The Nuclear Age Peace Foundation describes the far-ranging extent of the treaty: “Article One of the treaty prohibits state parties from developing, testing, producing, manufacturing, transferring, possessing, stockpiling, using or threatening to use nuclear weapons, or allowing nuclear weapons to be stationed on their territory. It also prohibits them from assisting, encouraging or inducing anyone to engage in these activities (wagingpeace.org).”

It was several decades before the Wild West of the 1860s was tamed, and realistically a similar process will be required before all nations hang up their nukes for good. Indeed, none of the nuclear-armed nations or their allies are signatories of the UN treaty, and some have sharply criticized the treaty as dangerous or destabilizing.

Nonetheless, civic organizations like PeaceWorks-KC continue to urge nuclear-armed states to immediately diminish their nuclear footprint toward a nuclear weapons-free world. One such effort, Target 2045, urges total abolition of nukes by the year 2045, the 100-year anniversary of the United Nations. (See worldbeyondwar.org.)

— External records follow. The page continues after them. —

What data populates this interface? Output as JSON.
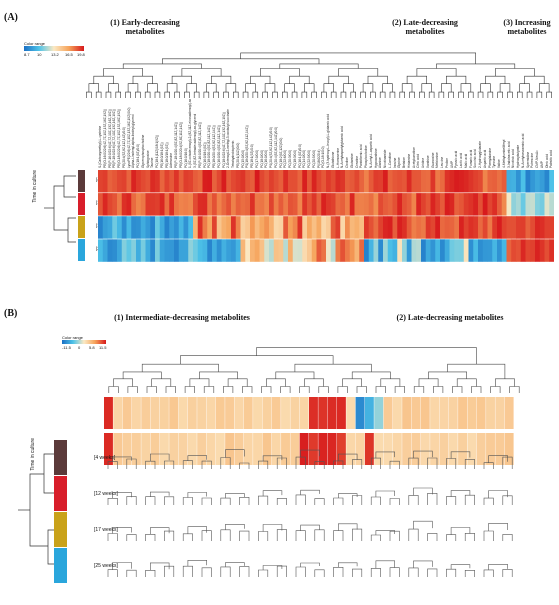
{
  "panelA": {
    "label": "(A)",
    "groups": [
      {
        "title": "(1) Early-decreasing metabolites"
      },
      {
        "title": "(2) Late-decreasing metabolites"
      },
      {
        "title": "(3) Increasing metabolites"
      }
    ],
    "color_range": {
      "title": "Color range",
      "ticks": [
        "8.7",
        "10",
        "13.2",
        "16.5",
        "19.8"
      ]
    },
    "time_title": "Time in culture",
    "rows": [
      "[4 weeks]",
      "[12 weeks]",
      "[17 weeks]",
      "[25 weeks]"
    ],
    "row_colors": [
      "#5b3a3a",
      "#d81e2a",
      "#c9a21a",
      "#2aa6dc"
    ],
    "metabolites": [
      "S-(Carboxymethyl)-L-cysteine",
      "PE(O-16:0/22:6(4Z,7Z,10Z,13Z,16Z,19Z))",
      "PE(P-16:0/22:6(4Z,7Z,10Z,13Z,16Z,19Z))",
      "PE(P-18:0/22:6(4Z,7Z,10Z,13Z,16Z,19Z))",
      "PE(O-18:0/22:6(4Z,7Z,10Z,13Z,16Z,19Z))",
      "PE(20:4(5Z,8Z,11Z,14Z)/0:0)",
      "LysoPE(22:6(4Z,7Z,10Z,13Z,16Z,19Z)/0:0)",
      "Alpha-Linolenyl-alpha-linoleyl-glycerol",
      "PC(18:1(9Z)/0:0)",
      "Glycerophosphocholine",
      "Sphingosine",
      "Taurine",
      "PC(18:1(11Z)/18:1(9Z))",
      "PE(16:0/18:1(9Z))",
      "PE(18:0/18:1(9Z))",
      "Adenosine",
      "PE(P-18:0/20:4(5Z,8Z,11Z,14Z))",
      "PE(O-18:0/20:4(5Z,8Z,11Z,14Z))",
      "PC(16:0/16:0)",
      "1-(9Z-octadecenoyl)-2-(8Z,11Z-eicosadienoyl)-sn",
      "3-(5Z,8Z-tetradecadienoyl)-sn-glycerol",
      "PE(P-16:0/20:4(5Z,8Z,11Z,14Z))",
      "PC(16:0/18:1(9Z))",
      "PC(18:0/20:4(5Z,8Z,11Z,14Z))",
      "PE(18:0/20:4(5Z,8Z,11Z,14Z))",
      "PC(16:0/20:4(5Z,8Z,11Z,14Z))",
      "PC(18:0/22:6(4Z,7Z,10Z,13Z,16Z,19Z))",
      "2-Octenoyl-2-methyl-3-oxobutyl succinate",
      "Tetrahydrobiopterin",
      "PE(20:1(11Z)/0:0)",
      "PC(15:0/0:0)",
      "PS(18:0/20:4(5Z,8Z,11Z,14Z))",
      "PE(18:1(9Z)/0:0)",
      "PC(17:0/0:0)",
      "PC(18:0/0:0)",
      "PC(16:0/0:0)",
      "PS(20:4(5Z,8Z,11Z,14Z)/0:0)",
      "PC(20:4(5Z,8Z,11Z,14Z)/0:0)",
      "PC(18:2(9Z,12Z)/0:0)",
      "PC(22:6/0:0)",
      "PC(20:3/0:0)",
      "PC(18:3/0:0)",
      "PC(16:1(9Z)/0:0)",
      "PC(14:0/0:0)",
      "PC(22:5/0:0)",
      "PC(20:5/0:0)",
      "PI(18:0/20:4)",
      "PC(O-18:1/0:0)",
      "N-(3-hydroxy-L-leucyl)-L-glutamic acid",
      "Glutathione",
      "L-Homoserine",
      "N-Acetylaspartylglutamic acid",
      "Choline",
      "Glutamine",
      "Creatine",
      "Pantothenic acid",
      "Phosphocholine",
      "N-Acetyl-L-aspartic acid",
      "Hypoxanthine",
      "Alanine",
      "Nicotinamide",
      "L-Carnitine",
      "Inosine",
      "Glycine",
      "Betaine",
      "Histamine",
      "Acetylcarnitine",
      "Citric acid",
      "Uridine",
      "Xanthine",
      "Guanosine",
      "Methionine",
      "Leucine",
      "Proline",
      "UMP",
      "Pyruvic acid",
      "Lactic acid",
      "Malic acid",
      "Fumaric acid",
      "Succinic acid",
      "2-Hydroxyglutarate",
      "Aspartic acid",
      "Phenylalanine",
      "Tyrosine",
      "Valine",
      "4-Methylumbelliferyl",
      "3-Indoleacetic acid",
      "Nicotinic acid",
      "Hydroxybutyrate",
      "N-Acetylneuraminic acid",
      "Spermidine",
      "Putrescine",
      "CMP-NeuAc",
      "AMP",
      "Oleic acid",
      "Palmitic acid"
    ]
  },
  "panelB": {
    "label": "(B)",
    "groups": [
      {
        "title": "(1) Intermediate-decreasing metabolites"
      },
      {
        "title": "(2) Late-decreasing metabolites"
      }
    ],
    "color_range": {
      "title": "Color range",
      "ticks": [
        "-11.5",
        "0",
        "5.8",
        "11.5"
      ]
    },
    "time_title": "Time in culture",
    "rows": [
      "[4 weeks]",
      "[12 weeks]",
      "[17 weeks]",
      "[25 weeks]"
    ],
    "row_colors": [
      "#5b3a3a",
      "#d81e2a",
      "#c9a21a",
      "#2aa6dc"
    ]
  },
  "colors": {
    "high": "#d7191c",
    "mid": "#fbe9c4",
    "low": "#1a6fc4"
  }
}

An extremely significant milestone toward nuclear weapons abolition was recently reached. On October 24, 2020, Honduras became the 50th nation to ratify the UN’s Treaty on the Prohibition of Nuclear Weapons, which will enter into force Jan. 22, 2021. While its provisions only apply to signatory nations, its effect will be to declare that, for a growing majority of nations, nuclear weapons are deemed illegal.

A similar process of delegitimization has in the past led to international bans of chemical and biological weapons, torture, landmines, and cluster munitions. The TPNW is a welcome step for those who have been pressing 50 years for the first nuclear nations to live up to their promise to reduce and eliminate nuclear weapons (in exchange for other nations not developing nuclear weapons). The failure to eliminate the nuclear arsenals is a breach of international contract, in itself illegal. Now, with the new treaty, the weapons themselves are increasingly recognized as illegal as well. The twilight of the nuclear Wild West is here. A new day is dawning.

—Jim Hannah is a former member of the PeaceWorks-KC Board.